Getting Started with fehu
This guide shows you how to create environments and train reinforcement learning agents with fehu.
Installation
Fehu isn't released yet. When it is, you'll install it with:
opam install fehu
For now, build from source:
git clone https://github.com/raven-ml/raven
cd raven
dune pkg lock && dune build fehu
Your First Environment
Here's how to create and interact with an environment:
open Fehu
(* Create environment with RNG *)
let rng = Rune.Rng.key 42 in
let env = Fehu_envs.Cartpole.make ~rng ()
(* Reset environment *)
let obs, _info = Env.reset env ()
(* Run one episode *)
let rec run_episode total_reward =
(* Sample random action *)
let action = Space.sample ~rng (Env.action_space env) in
(* Take step *)
let transition = Env.step env action in
let new_total = total_reward +. transition.reward in
if transition.terminated || transition.truncated then
Printf.printf "Episode finished.

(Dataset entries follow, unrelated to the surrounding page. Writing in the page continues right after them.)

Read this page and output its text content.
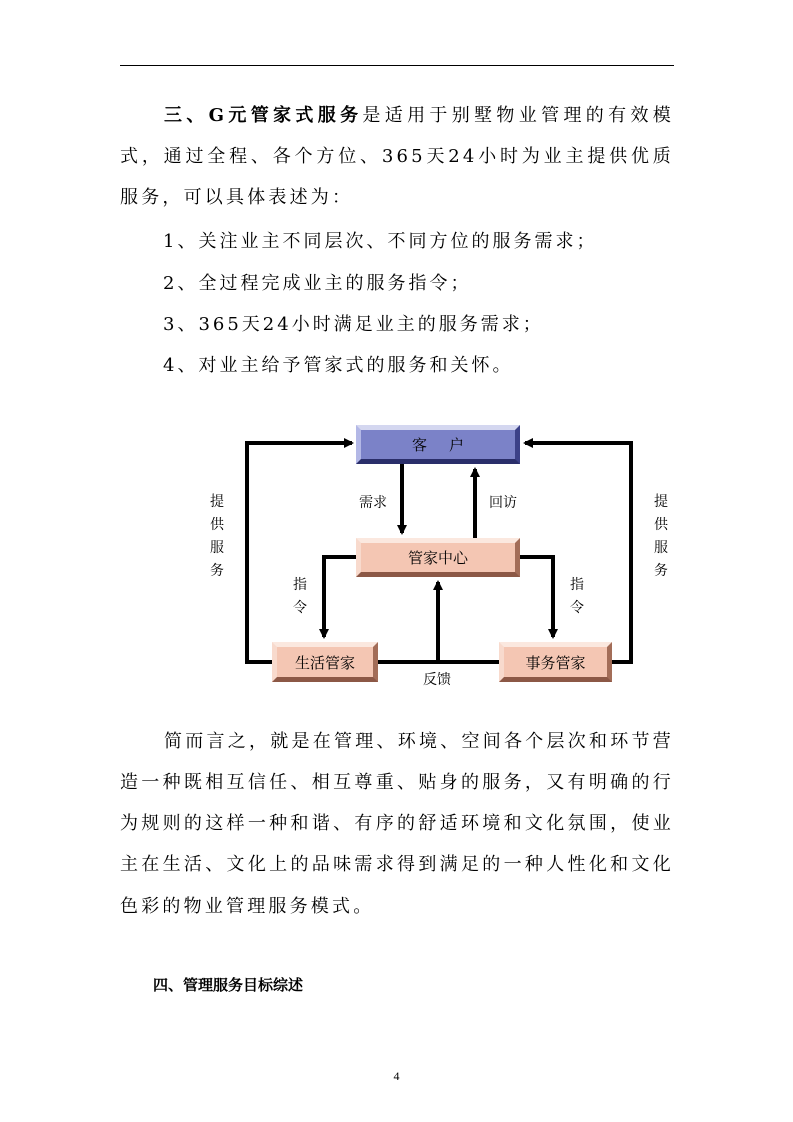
三、G元管家式服务是适用于别墅物业管理的有效模
式，通过全程、各个方位、365天24小时为业主提供优质
服务，可以具体表述为：
1、关注业主不同层次、不同方位的服务需求；
2、全过程完成业主的服务指令；
3、365天24小时满足业主的服务需求；
4、对业主给予管家式的服务和关怀。
客户
管家中心
生活管家	事务管家
需求	回访
反馈
提供服务
提供服务
指令
指令
简而言之，就是在管理、环境、空间各个层次和环节营
造一种既相互信任、相互尊重、贴身的服务，又有明确的行
为规则的这样一种和谐、有序的舒适环境和文化氛围，使业
主在生活、文化上的品味需求得到满足的一种人性化和文化
色彩的物业管理服务模式。
四、管理服务目标综述
4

Total reward: %.0f\n" new_total
else
run_episode new_total
in
run_episode 0.0
Training with REINFORCE
Here's a complete example training CartPole with the REINFORCE algorithm:
open Fehu
open Kaun
(* Create policy network *)
let policy_net = Layer.sequential [
Layer.linear ~in_features:4 ~out_features:128 ();
Layer.relu ();
Layer.linear ~in_features:128 ~out_features:2 ();
]
(* Create environment and agent *)
let rng = Rune.Rng.key 42 in
let env = Fehu_envs.Cartpole.make ~rng () in
let agent = Fehu_algorithms.Reinforce.create
~policy_network:policy_net
~n_actions:2
~rng
Fehu_algorithms.Reinforce.{
learning_rate = 0.001;
gamma = 0.99;
use_baseline = false;
reward_scale = 0.01;
entropy_coef = 0.01;
max_episode_steps = 500;
}
(* Train for 100,000 timesteps *)
let agent = Fehu_algorithms.Reinforce.learn
agent ~env ~total_timesteps:100_000
~callback:(fun ~iteration ~metrics ->
if iteration mod 10 = 0 then
Printf.printf "Episode %d: Return = %.2f, Length = %d\n"

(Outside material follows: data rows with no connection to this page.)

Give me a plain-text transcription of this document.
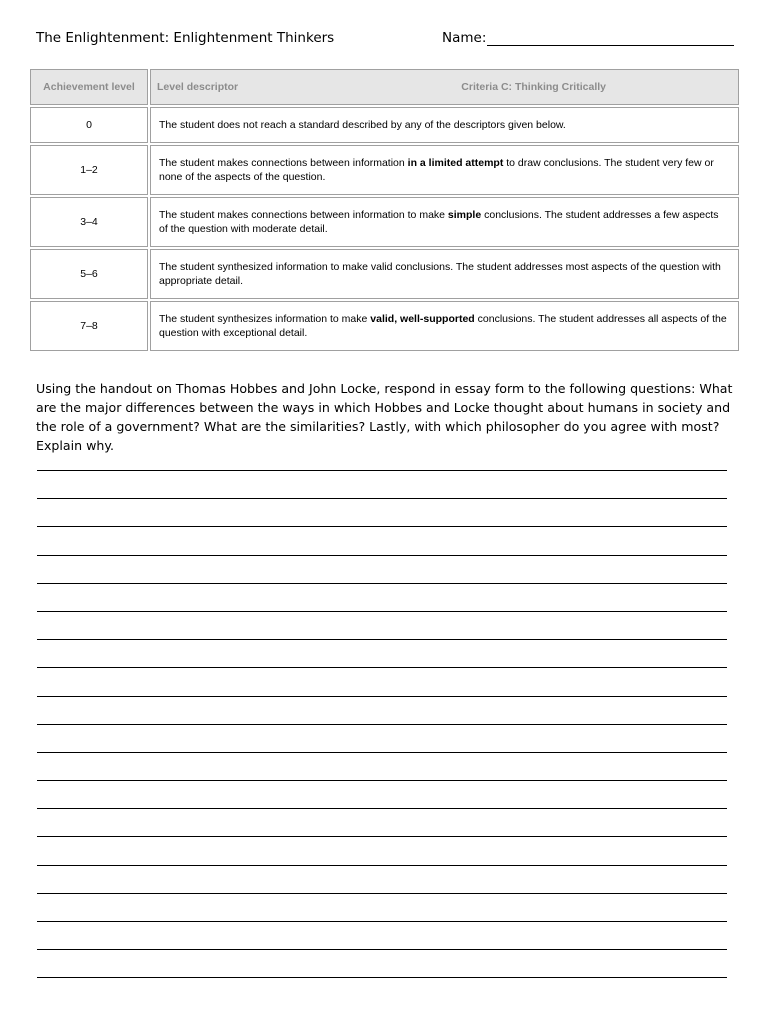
The Enlightenment: Enlightenment Thinkers	Name:
Achievement level	Level descriptor Criteria C: Thinking Critically

0	The student does not reach a standard described by any of the descriptors given below.
1–2	The student makes connections between information in a limited attempt to draw conclusions. The student very few or none of the aspects of the question.
3–4	The student makes connections between information to make simple conclusions. The student addresses a few aspects of the question with moderate detail.
5–6	The student synthesized information to make valid conclusions. The student addresses most aspects of the question with appropriate detail.
7–8	The student synthesizes information to make valid, well-supported conclusions. The student addresses all aspects of the question with exceptional detail.
Using the handout on Thomas Hobbes and John Locke, respond in essay form to the following questions: What are the major differences between the ways in which Hobbes and Locke thought about humans in society and the role of a government? What are the similarities? Lastly, with which philosopher do you agree with most? Explain why.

iteration metrics.episode_return metrics.episode_length;
true)
()
(* Evaluate trained agent *)
let eval_stats = Training.evaluate env
~policy:(fun obs ->
let action, _ = Fehu_algorithms.Reinforce.predict agent obs ~training:false in
action)
~n_episodes:10
()
Printf.printf "Average reward: %.2f\n" eval_stats.mean_reward
Training with DQN
Here's how to train with Deep Q-Networks:
open Fehu
open Kaun
(* Create Q-network *)
let q_network = Layer.sequential [
Layer.linear ~in_features:4 ~out_features:64 ();
Layer.relu ();
Layer.linear ~in_features:64 ~out_features:64 ();
Layer.relu ();
Layer.linear ~in_features:64 ~out_features:2 ();
]
(* Create environment *)
let rng = Rune.Rng.key 42 in
let env = Fehu_envs.Cartpole.make ~rng ()
(* Initialize Q-network and experience replay *)
let params = Kaun.init q_network ~rngs:rng ~dtype:Rune.float32 in
let replay_buffer = Buffer.Replay.create ~capacity:10_000 in
(* Training loop (simplified - see examples for full implementation) *)
for episode = 1 to 500 do
let obs, _info = Env.reset env () in
(* ... epsilon-greedy action selection ... *)
(* ... store transitions in replay_buffer ... *)
(* ... sample batch and update Q-network ... *)
done
Next Steps
- Examples - Complete, runnable examples for all algorithms
Available Environments
Fehu currently provides:
- CartPole-v1 - Classic cart-pole balancing (matches Gymnasium)
- MountainCar-v0 - Drive up a hill using momentum (matches Gymnasium)
- GridWorld - Simple 5x5 grid navigation with obstacles
- RandomWalk - One-dimensional random walk
More environments coming soon!
Available Algorithms
- REINFORCE - Monte Carlo policy gradient with optional baseline
- DQN - Deep Q-Networks with experience replay and target networks
PPO and A2C coming in future releases.